CREATE OR REPLACE TASK DIM_CUSTOMER_TASK
WAREHOUSE = COMPUTE_WH
SCHEDULE = '1 MINUTE'
AS
INSERT INTO DW.PUBLIC.DIM_CUSTOMERS (CUSTOMER_ID, CUSTOMER_NAME, EMAIL, ADDRESS)
SELECT CS.CUSTOMER_ID, CS.CUSTOMER_NAME, CS.EMAIL, CS.ADDRESS
FROM STAGING.PUBLIC.CUSTOMERS_STREAM CS
WHERE CS.METADATA$ACTION = 'INSERT';
CREATE OR REPLACE TASK DIM_PRODUCTS_TASK
WAREHOUSE = COMPUTE_WH
SCHEDULE = '1 MINUTE'
AS
INSERT INTO DW.PUBLIC.DIM_PRODUCTS (PRODUCT_ID, PRODUCT_NAME, DESCRIPTION, PRICE)

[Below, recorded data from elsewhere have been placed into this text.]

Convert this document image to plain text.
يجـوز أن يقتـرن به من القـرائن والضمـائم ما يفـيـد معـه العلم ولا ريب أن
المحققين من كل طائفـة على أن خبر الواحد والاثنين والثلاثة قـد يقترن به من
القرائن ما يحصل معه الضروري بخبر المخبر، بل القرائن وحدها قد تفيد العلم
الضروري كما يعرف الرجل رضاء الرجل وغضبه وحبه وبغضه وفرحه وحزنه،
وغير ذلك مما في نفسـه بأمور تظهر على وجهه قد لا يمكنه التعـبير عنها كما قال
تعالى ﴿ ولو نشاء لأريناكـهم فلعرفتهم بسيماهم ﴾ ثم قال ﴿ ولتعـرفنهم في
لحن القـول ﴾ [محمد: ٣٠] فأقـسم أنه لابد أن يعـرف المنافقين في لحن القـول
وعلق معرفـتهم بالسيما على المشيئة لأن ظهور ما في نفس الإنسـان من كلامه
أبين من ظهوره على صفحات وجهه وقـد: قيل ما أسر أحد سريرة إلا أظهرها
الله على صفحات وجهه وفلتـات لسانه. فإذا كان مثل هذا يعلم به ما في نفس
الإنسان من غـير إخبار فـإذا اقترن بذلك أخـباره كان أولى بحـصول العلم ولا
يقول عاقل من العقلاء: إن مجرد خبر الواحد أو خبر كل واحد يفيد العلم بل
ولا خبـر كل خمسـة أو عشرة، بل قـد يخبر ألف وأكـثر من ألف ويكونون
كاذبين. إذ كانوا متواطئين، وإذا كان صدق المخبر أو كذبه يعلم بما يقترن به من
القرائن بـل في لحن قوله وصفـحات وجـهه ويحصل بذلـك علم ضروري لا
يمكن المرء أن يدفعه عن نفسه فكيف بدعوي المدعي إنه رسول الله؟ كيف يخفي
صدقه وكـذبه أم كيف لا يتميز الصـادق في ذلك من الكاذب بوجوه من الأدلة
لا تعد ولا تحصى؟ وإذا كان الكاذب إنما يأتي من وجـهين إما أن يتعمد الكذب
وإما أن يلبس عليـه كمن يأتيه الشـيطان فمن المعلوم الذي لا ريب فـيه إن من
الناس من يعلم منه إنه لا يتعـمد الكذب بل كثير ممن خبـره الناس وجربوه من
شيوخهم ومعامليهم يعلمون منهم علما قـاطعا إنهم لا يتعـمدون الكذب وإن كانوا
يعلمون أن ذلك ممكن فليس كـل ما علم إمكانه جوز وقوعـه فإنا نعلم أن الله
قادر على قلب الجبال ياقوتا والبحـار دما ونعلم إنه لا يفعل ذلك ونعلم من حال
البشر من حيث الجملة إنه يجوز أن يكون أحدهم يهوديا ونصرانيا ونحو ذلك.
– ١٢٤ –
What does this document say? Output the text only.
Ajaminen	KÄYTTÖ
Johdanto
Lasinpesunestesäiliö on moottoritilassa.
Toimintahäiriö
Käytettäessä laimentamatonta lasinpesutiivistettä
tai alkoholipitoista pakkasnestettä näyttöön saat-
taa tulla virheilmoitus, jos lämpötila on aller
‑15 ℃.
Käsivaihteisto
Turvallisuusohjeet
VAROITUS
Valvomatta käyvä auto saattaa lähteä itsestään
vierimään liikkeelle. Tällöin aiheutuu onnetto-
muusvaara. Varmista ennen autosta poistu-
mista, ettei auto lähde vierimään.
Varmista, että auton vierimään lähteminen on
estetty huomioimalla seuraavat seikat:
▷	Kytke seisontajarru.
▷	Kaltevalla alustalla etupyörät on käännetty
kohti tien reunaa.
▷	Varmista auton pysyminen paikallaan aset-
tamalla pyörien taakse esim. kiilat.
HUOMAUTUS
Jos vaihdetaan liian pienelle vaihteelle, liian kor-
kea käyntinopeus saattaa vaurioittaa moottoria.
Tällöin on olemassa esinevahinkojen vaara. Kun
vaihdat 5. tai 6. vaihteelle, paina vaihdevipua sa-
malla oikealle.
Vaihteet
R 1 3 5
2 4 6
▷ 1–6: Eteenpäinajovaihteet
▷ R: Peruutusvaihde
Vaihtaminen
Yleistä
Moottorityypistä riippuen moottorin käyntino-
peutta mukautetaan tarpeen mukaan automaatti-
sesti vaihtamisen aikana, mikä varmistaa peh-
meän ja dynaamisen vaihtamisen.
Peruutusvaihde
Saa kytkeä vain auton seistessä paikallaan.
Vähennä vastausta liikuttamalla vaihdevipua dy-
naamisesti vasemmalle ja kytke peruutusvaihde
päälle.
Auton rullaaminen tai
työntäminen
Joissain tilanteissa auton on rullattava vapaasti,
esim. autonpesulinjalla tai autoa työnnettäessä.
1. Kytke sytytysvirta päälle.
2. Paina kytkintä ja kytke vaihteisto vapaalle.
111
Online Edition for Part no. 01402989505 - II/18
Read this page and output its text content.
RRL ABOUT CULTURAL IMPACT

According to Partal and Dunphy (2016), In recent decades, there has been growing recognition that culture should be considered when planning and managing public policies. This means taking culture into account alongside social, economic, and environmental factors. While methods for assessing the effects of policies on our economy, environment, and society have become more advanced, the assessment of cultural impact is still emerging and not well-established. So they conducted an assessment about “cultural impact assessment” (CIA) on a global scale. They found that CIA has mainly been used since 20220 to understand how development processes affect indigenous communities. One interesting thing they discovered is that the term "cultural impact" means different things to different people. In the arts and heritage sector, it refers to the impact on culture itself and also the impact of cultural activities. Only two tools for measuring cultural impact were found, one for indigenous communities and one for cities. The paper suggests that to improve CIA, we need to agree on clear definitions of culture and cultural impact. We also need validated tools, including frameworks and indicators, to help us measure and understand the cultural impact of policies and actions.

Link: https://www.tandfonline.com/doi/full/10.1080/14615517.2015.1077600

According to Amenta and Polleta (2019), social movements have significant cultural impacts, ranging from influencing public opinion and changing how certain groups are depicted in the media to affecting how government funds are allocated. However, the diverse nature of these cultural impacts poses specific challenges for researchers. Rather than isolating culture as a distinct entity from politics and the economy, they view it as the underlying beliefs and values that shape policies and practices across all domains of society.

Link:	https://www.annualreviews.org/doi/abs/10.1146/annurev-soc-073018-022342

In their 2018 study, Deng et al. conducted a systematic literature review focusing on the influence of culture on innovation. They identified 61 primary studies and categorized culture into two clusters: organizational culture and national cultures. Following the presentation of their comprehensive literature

SELECT PS.PRODUCT_ID, PS.PRODUCT_NAME,PS.DESCRIPTION, PS.PRICE
FROM STAGING.PUBLIC.PRODUCTS_STREAM PS
WHERE PS.METADATA$ACTION = 'INSERT';
CREATE OR REPLACE TASK FACT_SALES_TASK
WAREHOUSE = COMPUTE_WH
SCHEDULE = '1 MINUTE'
AS
INSERT INTO DW.PUBLIC.FACT_SALES (SALE_ID, CUSTOMER_SK, PRODUCT_SK, DATE_SK, QUANTITY)
SELECT SS.SALE_ID,
(SELECT MAX(CUSTOMER_SK) FROM DW.PUBLIC.DIM_CUSTOMERS DM WHERE DM.CUSTOMER_ID = SS.CUSTOMER_ID) AS CUSTOMER_SK,
(SELECT MAX(PRODUCT_SK) FROM DW.PUBLIC.DIM_PRODUCTS DP WHERE DP.PRODUCT_ID = SS.PRODUCT_ID) AS PRODUCT_SK,
(SELECT MAX(DATE_SK) FROM DW.PUBLIC.DIM_DATES DD WHERE DD.DATE = SS.SALE_DATE) AS DATE_SK,
SS.QUANTITY
FROM STAGING.PUBLIC.SALES_STREAM SS
WHERE SS.METADATA$ACTION = 'INSERT';
To enable our TASK we can do this by the command:
ALTER TASK DIM_CUSTOMER_TASK RESUME;
ALTER TASK DIM_PRODUCTS_TASK RESUME;
ALTER TASK FACT_SALES_TASK RESUME;
Done!
Now with this basic and demonstrate solution we did an Importation of data from S3 Buckets to SnowFlake using SQS and Snowpipe and inside Snowflake we built a stream CDC type 2 to populate our DW database.
Conclusion
By combining the power of Snowflake’s cloud architecture with the flexibility of AWS S3, SQS, and Snowpipe, we’ve successfully created a highly efficient, near real-time data streaming pipeline. This solution allows us to automate the ingestion of data, ensuring that our data warehouse is always up-to-date and ready for analysis. With the implementation of Change Data Capture (CDC), we can ensure that even as data evolves, our historical records remain intact, providing valuable insights into business trends over time. The flexibility offered by Snowflake’s streaming and task scheduling capabilities not only simplifies the data integration process but also opens up a world of possibilities for advanced analytics and reporting. By automating key processes such as data loading and transformation, businesses can focus on driving actionable insights, improving operational efficiency, and making more informed decisions in real-time. The solution we’ve built serves as the foundation for scalable, efficient, and dynamic data pipelines, ensuring that data is always available and ready to deliver business value.